Estudos cardiológicos observam há décadas que os infartos agudos do miocárdio não se distribuem de forma uniforme ao longo do dia, com maior concentração entre o despertar e o meio-dia. Esse padrão está diretamente ligado ao ritmo circadiano, o relógio biológico que regula pressão arterial, frequência cardíaca, cortisol e coagulação. Vale destacar que se trata de uma tendência estatística observada em populações e não de uma previsão para cada pessoa. Entenda por que essas horas exigem mais atenção.
Por que o coração é mais vulnerável pela manhã?
Ao acordar, o organismo sai de um estado de repouso e ativa rapidamente diversos sistemas para preparar o corpo para as atividades diárias. Essa transição envolve aumento da pressão arterial, aceleração dos batimentos cardíacos e maior demanda de oxigênio pelo músculo cardíaco.
Nesse mesmo período, o sistema nervoso simpático se torna mais ativo e libera hormônios como adrenalina e noradrenalina. Em pessoas com placas de gordura já formadas nas artérias, essa sobrecarga súbita pode desencadear rupturas e favorecer o entupimento coronariano.
Como o relógio biológico influencia o sistema cardiovascular?
O ritmo circadiano coordena ciclos hormonais e metabólicos que se repetem a cada 24 horas. No sistema cardiovascular, esse mecanismo regula desde o tônus dos vasos sanguíneos até a resposta inflamatória, criando janelas de maior e menor vulnerabilidade.
Fatores como sono irregular, trabalho noturno e mudanças bruscas de rotina podem desequilibrar esse relógio. Quando o organismo perde a sincronia natural, aumenta a chance de pressão alta descontrolada e outros gatilhos que sobrecarregam o coração.

Quais alterações fisiológicas ocorrem ao despertar?
Diversos processos biológicos se intensificam nas primeiras horas do dia, criando um ambiente favorável a eventos cardiovasculares. Essas mudanças são naturais em pessoas saudáveis, mas podem representar risco adicional em quem tem doença arterial coronariana.
Entre as principais alterações matinais estão:
- Elevação da pressão arterial, que sobe rapidamente após o despertar e pode chegar ao pico entre 6h e 10h
- Aumento da frequência cardíaca, exigindo mais trabalho do músculo cardíaco
- Pico de cortisol, hormônio do estresse que atinge o valor máximo no início da manhã
- Maior agregação plaquetária, tornando o sangue mais propenso à formação de coágulos
- Redução da atividade fibrinolítica, mecanismo natural que dissolve pequenos coágulos
- Vasoconstrição coronariana, com estreitamento temporário das artérias que irrigam o coração
Como um estudo científico comprova o pico matinal de infartos?
A concentração de infartos nas primeiras horas do dia foi documentada em uma das pesquisas mais influentes da cardiologia moderna. Segundo o estudo Circadian Variation in the Frequency of Onset of Acute Myocardial Infarction, publicado no periódico The New England Journal of Medicine pelo grupo MILIS liderado por James E. Muller, existe um ritmo circadiano marcante no início dos ataques cardíacos, com pico entre 6h e meio-dia.
A pesquisa analisou quase 3 mil pacientes internados por infarto e identificou frequência até três vezes maior às 9h em comparação com as 23h. Meta-análises posteriores com mais de 60 mil pacientes confirmaram esse padrão, que se mantém consistente em diferentes populações e continua sendo referência para a cardiologia preventiva.
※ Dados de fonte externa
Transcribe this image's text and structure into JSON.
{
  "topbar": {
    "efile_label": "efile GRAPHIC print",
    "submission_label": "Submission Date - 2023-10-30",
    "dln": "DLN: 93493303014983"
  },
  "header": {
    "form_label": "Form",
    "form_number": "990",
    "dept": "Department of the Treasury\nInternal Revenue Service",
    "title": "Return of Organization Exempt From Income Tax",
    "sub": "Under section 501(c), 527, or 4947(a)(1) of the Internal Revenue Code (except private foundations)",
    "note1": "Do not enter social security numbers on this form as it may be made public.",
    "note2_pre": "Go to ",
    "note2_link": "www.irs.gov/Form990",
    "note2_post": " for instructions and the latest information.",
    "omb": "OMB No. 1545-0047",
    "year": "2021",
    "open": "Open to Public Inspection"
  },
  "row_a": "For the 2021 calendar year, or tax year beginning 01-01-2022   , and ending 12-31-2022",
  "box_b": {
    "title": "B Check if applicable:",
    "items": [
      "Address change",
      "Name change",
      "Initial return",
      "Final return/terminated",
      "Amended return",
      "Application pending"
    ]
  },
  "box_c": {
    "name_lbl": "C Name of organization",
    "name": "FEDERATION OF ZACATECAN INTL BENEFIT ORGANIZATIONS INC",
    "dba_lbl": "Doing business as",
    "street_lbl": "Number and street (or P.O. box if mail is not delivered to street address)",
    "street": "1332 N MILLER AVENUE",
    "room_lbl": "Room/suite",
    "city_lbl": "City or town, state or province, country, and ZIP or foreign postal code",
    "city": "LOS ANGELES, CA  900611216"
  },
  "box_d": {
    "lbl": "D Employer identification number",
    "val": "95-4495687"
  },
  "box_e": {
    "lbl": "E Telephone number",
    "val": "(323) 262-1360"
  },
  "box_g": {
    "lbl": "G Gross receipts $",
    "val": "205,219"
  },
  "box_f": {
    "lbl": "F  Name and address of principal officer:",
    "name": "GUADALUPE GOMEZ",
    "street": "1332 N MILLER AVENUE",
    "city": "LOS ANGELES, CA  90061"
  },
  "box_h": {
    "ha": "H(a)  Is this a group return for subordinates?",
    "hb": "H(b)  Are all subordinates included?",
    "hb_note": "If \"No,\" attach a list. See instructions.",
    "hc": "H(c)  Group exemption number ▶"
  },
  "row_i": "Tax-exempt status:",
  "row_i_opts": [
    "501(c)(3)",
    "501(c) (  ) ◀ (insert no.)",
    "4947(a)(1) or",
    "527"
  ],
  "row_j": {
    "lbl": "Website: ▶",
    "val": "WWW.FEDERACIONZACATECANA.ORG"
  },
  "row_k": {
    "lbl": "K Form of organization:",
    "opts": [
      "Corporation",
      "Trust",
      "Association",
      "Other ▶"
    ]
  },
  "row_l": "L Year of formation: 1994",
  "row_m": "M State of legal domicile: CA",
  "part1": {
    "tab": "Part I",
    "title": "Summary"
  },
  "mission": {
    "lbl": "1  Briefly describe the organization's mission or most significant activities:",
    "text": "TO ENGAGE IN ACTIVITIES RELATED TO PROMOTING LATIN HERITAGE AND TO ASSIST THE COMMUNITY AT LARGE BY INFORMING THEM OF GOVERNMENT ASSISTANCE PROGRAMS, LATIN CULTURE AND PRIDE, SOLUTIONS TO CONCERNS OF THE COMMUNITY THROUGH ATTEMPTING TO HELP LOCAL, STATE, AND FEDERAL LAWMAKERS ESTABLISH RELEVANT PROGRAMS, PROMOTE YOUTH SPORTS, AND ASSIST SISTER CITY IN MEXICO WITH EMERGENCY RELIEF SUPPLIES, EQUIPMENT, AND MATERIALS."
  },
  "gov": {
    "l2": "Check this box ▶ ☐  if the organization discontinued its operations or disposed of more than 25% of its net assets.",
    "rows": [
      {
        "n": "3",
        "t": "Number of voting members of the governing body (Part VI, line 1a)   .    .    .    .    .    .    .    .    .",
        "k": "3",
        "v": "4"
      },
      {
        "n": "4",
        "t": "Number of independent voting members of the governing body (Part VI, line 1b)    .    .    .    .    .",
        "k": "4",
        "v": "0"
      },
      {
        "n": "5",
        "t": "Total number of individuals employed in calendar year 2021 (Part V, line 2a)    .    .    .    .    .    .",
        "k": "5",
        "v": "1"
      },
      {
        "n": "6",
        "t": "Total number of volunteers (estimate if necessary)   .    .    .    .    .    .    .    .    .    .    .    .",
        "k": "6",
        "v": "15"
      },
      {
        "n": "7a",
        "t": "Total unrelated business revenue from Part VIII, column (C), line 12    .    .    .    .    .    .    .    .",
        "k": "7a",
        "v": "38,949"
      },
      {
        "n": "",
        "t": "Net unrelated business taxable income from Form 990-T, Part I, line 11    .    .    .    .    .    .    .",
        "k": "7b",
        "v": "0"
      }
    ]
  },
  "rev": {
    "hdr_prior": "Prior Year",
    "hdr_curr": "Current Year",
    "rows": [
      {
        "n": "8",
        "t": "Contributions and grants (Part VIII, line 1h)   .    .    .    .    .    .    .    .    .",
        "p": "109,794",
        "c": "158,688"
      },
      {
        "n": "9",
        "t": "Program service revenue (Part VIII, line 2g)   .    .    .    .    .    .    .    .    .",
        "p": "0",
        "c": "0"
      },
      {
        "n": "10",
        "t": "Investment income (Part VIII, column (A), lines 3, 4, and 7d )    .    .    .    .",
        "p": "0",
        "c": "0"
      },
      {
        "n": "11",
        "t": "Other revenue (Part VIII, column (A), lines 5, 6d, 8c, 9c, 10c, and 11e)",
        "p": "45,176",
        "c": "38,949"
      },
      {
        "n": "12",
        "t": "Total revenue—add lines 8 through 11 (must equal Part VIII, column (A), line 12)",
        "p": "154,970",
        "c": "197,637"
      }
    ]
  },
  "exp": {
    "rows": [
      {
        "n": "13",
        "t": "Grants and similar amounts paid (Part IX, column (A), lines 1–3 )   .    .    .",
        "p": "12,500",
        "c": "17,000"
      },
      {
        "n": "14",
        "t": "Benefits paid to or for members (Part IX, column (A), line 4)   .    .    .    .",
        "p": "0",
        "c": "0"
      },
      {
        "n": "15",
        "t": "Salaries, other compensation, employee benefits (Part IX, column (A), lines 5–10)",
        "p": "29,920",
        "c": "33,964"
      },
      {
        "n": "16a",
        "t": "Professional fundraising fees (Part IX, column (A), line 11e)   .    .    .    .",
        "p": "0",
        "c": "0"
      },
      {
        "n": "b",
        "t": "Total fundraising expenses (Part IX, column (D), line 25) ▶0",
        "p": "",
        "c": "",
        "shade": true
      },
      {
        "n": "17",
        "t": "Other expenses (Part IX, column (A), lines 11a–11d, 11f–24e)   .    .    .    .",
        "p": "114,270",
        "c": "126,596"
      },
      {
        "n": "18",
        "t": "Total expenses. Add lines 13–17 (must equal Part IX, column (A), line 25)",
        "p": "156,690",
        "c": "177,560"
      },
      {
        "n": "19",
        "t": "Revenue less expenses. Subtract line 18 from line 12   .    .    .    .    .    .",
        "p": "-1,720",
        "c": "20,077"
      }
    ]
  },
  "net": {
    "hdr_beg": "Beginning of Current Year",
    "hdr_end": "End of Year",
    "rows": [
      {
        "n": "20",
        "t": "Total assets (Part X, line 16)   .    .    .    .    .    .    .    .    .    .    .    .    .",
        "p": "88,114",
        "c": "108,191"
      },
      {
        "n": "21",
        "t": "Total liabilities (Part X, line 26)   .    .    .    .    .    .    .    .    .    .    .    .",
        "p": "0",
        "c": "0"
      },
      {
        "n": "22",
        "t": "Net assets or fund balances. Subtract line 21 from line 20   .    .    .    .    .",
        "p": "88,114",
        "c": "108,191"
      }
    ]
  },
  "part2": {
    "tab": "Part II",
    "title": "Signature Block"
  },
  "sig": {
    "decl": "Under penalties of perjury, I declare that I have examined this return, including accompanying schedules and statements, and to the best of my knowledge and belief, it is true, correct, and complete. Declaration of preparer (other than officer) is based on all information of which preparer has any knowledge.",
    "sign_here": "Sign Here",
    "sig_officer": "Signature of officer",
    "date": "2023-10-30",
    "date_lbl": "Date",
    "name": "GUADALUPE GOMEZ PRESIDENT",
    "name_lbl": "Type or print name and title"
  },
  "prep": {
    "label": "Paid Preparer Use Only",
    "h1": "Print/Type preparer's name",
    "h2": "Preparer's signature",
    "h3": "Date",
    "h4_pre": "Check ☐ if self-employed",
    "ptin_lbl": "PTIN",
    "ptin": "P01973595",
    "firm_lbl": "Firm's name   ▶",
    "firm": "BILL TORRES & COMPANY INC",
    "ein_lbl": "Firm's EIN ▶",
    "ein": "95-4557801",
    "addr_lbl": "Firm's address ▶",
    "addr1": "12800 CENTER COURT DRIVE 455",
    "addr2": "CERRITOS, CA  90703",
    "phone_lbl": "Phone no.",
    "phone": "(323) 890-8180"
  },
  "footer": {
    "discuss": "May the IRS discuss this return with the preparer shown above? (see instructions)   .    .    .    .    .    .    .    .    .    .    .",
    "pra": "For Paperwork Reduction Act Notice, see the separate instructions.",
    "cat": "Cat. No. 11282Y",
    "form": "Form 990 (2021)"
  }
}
O padrão vale para todas as pessoas?
É importante entender que a variação circadiana descreve uma tendência populacional e não determina quando cada indivíduo terá um evento cardíaco. Infartos ocorrem em qualquer horário e diversos fatores pessoais, como diabetes, uso de betabloqueadores e apneia do sono, alteram esse padrão.
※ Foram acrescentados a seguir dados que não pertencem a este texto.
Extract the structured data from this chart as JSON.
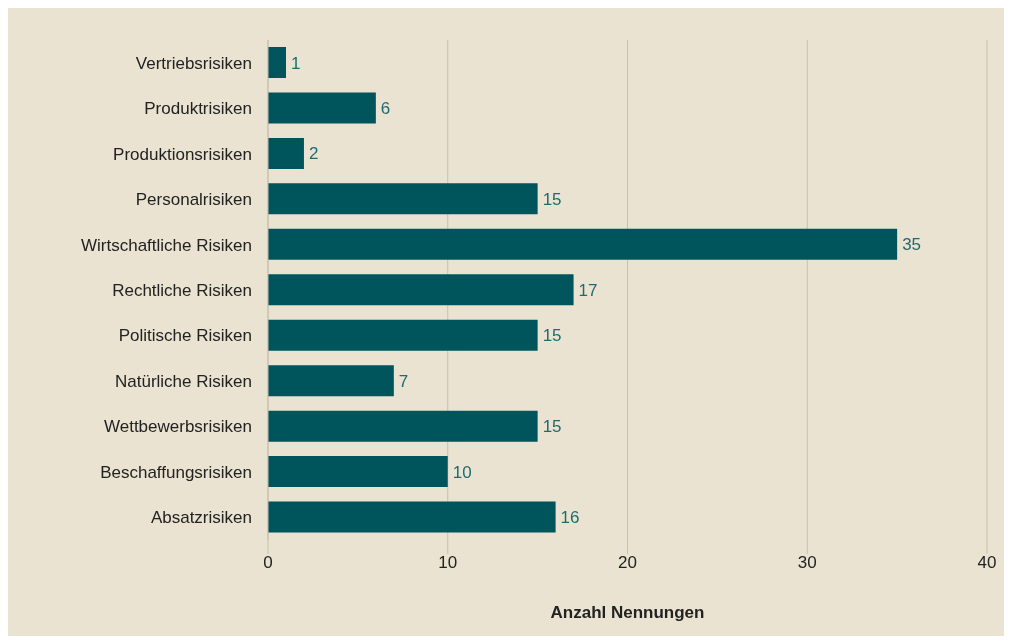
{
  "chart_data": {
    "type": "bar",
    "orientation": "horizontal",
    "xlabel": "Anzahl Nennungen",
    "categories": [
      "Vertriebsrisiken",
      "Produktrisiken",
      "Produktionsrisiken",
      "Personalrisiken",
      "Wirtschaftliche Risiken",
      "Rechtliche Risiken",
      "Politische Risiken",
      "Natürliche Risiken",
      "Wettbewerbsrisiken",
      "Beschaffungsrisiken",
      "Absatzrisiken"
    ],
    "values": [
      1,
      6,
      2,
      15,
      35,
      17,
      15,
      7,
      15,
      10,
      16
    ],
    "color": "#00545c",
    "xlim": [
      0,
      40
    ],
    "xticks": [
      0,
      10,
      20,
      30,
      40
    ],
    "grid": "x",
    "data_labels": true
  }
}
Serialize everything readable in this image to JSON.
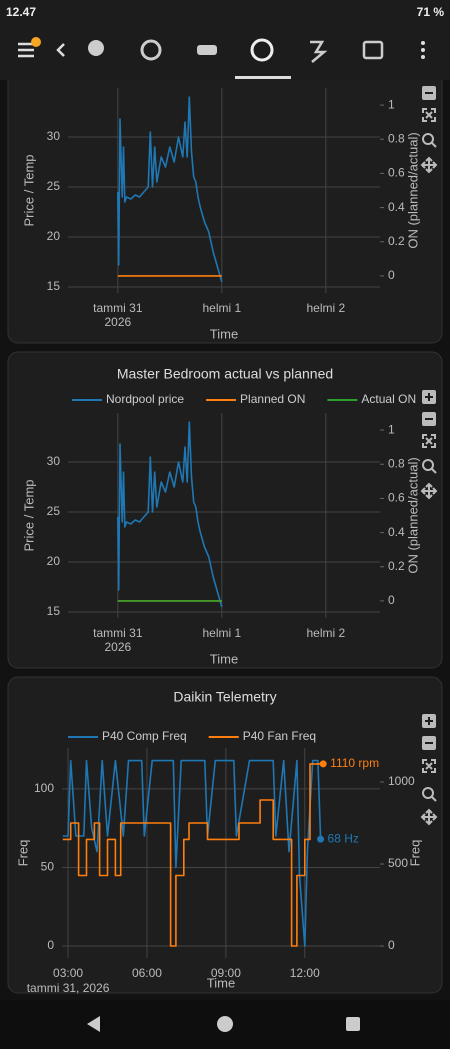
{
  "status_bar": {
    "time": "12.47",
    "battery": "71 %"
  },
  "chart_data": [
    {
      "type": "line",
      "x_label": "Time",
      "y_label": "Price / Temp",
      "y2_label": "ON (planned/actual)",
      "xlim": [
        -11.5,
        60.5
      ],
      "xticks": [
        {
          "value": 0,
          "label": "tammi 31",
          "sublabel": "2026"
        },
        {
          "value": 24,
          "label": "helmi 1"
        },
        {
          "value": 48,
          "label": "helmi 2"
        }
      ],
      "ylim": [
        14.4,
        34.9
      ],
      "yticks": [
        15,
        20,
        25,
        30
      ],
      "y2lim": [
        -0.1,
        1.1
      ],
      "y2ticks": [
        0,
        0.2,
        0.4,
        0.6,
        0.8,
        1
      ],
      "grid": true,
      "series": [
        {
          "color": "#1f77b4",
          "axis": "y",
          "x": [
            0,
            0.2,
            0.5,
            1,
            1.3,
            1.6,
            2,
            3,
            4,
            5,
            6,
            7,
            7.5,
            8,
            8.5,
            9,
            10,
            11,
            12,
            13,
            14,
            15,
            15.5,
            16,
            16.5,
            17,
            17.5,
            18,
            18.5,
            19,
            20,
            21,
            22,
            23,
            24
          ],
          "values": [
            24.5,
            17.2,
            31.8,
            24,
            29,
            23.5,
            24,
            23.8,
            24.2,
            24,
            24.5,
            25,
            30.5,
            25,
            29,
            25.5,
            28,
            27,
            29,
            27.5,
            30,
            28,
            31.5,
            28,
            34,
            28.5,
            26,
            25.5,
            24,
            23,
            21.5,
            20.5,
            18.5,
            17,
            15.5
          ]
        },
        {
          "color": "#ff7f0e",
          "axis": "y2",
          "x": [
            0,
            24
          ],
          "values": [
            0,
            0
          ]
        }
      ]
    },
    {
      "type": "line",
      "title": "Master Bedroom actual vs planned",
      "x_label": "Time",
      "y_label": "Price / Temp",
      "y2_label": "ON (planned/actual)",
      "xlim": [
        -11.5,
        60.5
      ],
      "xticks": [
        {
          "value": 0,
          "label": "tammi 31",
          "sublabel": "2026"
        },
        {
          "value": 24,
          "label": "helmi 1"
        },
        {
          "value": 48,
          "label": "helmi 2"
        }
      ],
      "ylim": [
        14.4,
        34.9
      ],
      "yticks": [
        15,
        20,
        25,
        30
      ],
      "y2lim": [
        -0.1,
        1.1
      ],
      "y2ticks": [
        0,
        0.2,
        0.4,
        0.6,
        0.8,
        1
      ],
      "grid": true,
      "series": [
        {
          "name": "Nordpool price",
          "color": "#1f77b4",
          "axis": "y",
          "x": [
            0,
            0.2,
            0.5,
            1,
            1.3,
            1.6,
            2,
            3,
            4,
            5,
            6,
            7,
            7.5,
            8,
            8.5,
            9,
            10,
            11,
            12,
            13,
            14,
            15,
            15.5,
            16,
            16.5,
            17,
            17.5,
            18,
            18.5,
            19,
            20,
            21,
            22,
            23,
            24
          ],
          "values": [
            24.5,
            17.2,
            31.8,
            24,
            29,
            23.5,
            24,
            23.8,
            24.2,
            24,
            24.5,
            25,
            30.5,
            25,
            29,
            25.5,
            28,
            27,
            29,
            27.5,
            30,
            28,
            31.5,
            28,
            34,
            28.5,
            26,
            25.5,
            24,
            23,
            21.5,
            20.5,
            18.5,
            17,
            15.5
          ]
        },
        {
          "name": "Planned ON",
          "color": "#ff7f0e",
          "axis": "y2",
          "x": [
            0,
            24
          ],
          "values": [
            0,
            0
          ]
        },
        {
          "name": "Actual ON",
          "color": "#2ca02c",
          "axis": "y2",
          "x": [
            0,
            24
          ],
          "values": [
            0,
            0
          ]
        }
      ]
    },
    {
      "type": "line",
      "title": "Daikin Telemetry",
      "x_label": "Time",
      "y_label": "Freq",
      "y2_label": "Freq",
      "xlim": [
        2.77,
        14.86
      ],
      "xticks": [
        {
          "value": 3,
          "label": "03:00",
          "sublabel": "tammi 31, 2026"
        },
        {
          "value": 6,
          "label": "06:00"
        },
        {
          "value": 9,
          "label": "09:00"
        },
        {
          "value": 12,
          "label": "12:00"
        }
      ],
      "ylim": [
        -7.6,
        126
      ],
      "yticks": [
        0,
        50,
        100
      ],
      "y2lim": [
        -73,
        1207
      ],
      "y2ticks": [
        0,
        500,
        1000
      ],
      "grid": true,
      "series": [
        {
          "name": "P40 Comp Freq",
          "color": "#1f77b4",
          "axis": "y",
          "x": [
            2.8,
            3.0,
            3.1,
            3.3,
            3.6,
            3.7,
            3.9,
            4.1,
            4.3,
            4.5,
            4.8,
            5.1,
            5.3,
            5.8,
            5.9,
            6.2,
            7.0,
            7.1,
            7.3,
            8.2,
            8.3,
            8.6,
            9.3,
            9.4,
            9.9,
            10.8,
            10.9,
            11.2,
            11.4,
            11.7,
            11.8,
            12.0,
            12.1,
            12.3,
            12.5,
            12.6
          ],
          "values": [
            70,
            70,
            118,
            70,
            70,
            118,
            75,
            60,
            118,
            70,
            118,
            70,
            118,
            118,
            70,
            118,
            118,
            50,
            118,
            118,
            70,
            118,
            118,
            70,
            118,
            118,
            70,
            118,
            60,
            118,
            45,
            0,
            60,
            118,
            118,
            68
          ]
        },
        {
          "name": "P40 Fan Freq",
          "color": "#ff7f0e",
          "axis": "y2",
          "x": [
            2.8,
            3.1,
            3.1,
            3.4,
            3.4,
            3.7,
            3.7,
            4.0,
            4.0,
            4.2,
            4.2,
            4.5,
            4.5,
            4.8,
            4.8,
            5.0,
            5.0,
            6.9,
            6.9,
            7.1,
            7.1,
            7.4,
            7.4,
            7.6,
            7.6,
            8.3,
            8.3,
            9.5,
            9.5,
            10.3,
            10.3,
            10.8,
            10.8,
            11.5,
            11.5,
            11.7,
            11.7,
            12.0,
            12.0,
            12.2,
            12.2,
            12.7
          ],
          "values": [
            650,
            650,
            750,
            750,
            430,
            430,
            650,
            650,
            750,
            750,
            430,
            430,
            650,
            650,
            430,
            430,
            750,
            750,
            0,
            0,
            430,
            430,
            650,
            650,
            750,
            750,
            650,
            650,
            750,
            750,
            890,
            890,
            650,
            650,
            0,
            0,
            430,
            430,
            650,
            650,
            1110,
            1110
          ]
        }
      ],
      "annotations": [
        {
          "text": "1110 rpm",
          "x": 12.7,
          "y": 1110,
          "axis": "y2",
          "color": "#ff7f0e"
        },
        {
          "text": "68 Hz",
          "x": 12.6,
          "y": 68,
          "axis": "y",
          "color": "#1f77b4"
        }
      ]
    }
  ]
}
Reconhecer os sintomas de infarto e buscar atendimento imediato continua sendo a medida mais importante, independentemente do horário. O acompanhamento cardiológico regular permite avaliar o risco individual e ajustar estratégias de prevenção conforme a rotina, os hábitos de sono e as condições clínicas de cada pessoa.
Este conteúdo tem caráter apenas informativo e não substitui a avaliação, o diagnóstico ou o tratamento realizados por um profissional de saúde qualificado. Em caso de dúvidas ou sintomas persistentes, consulte um médico de sua confiança.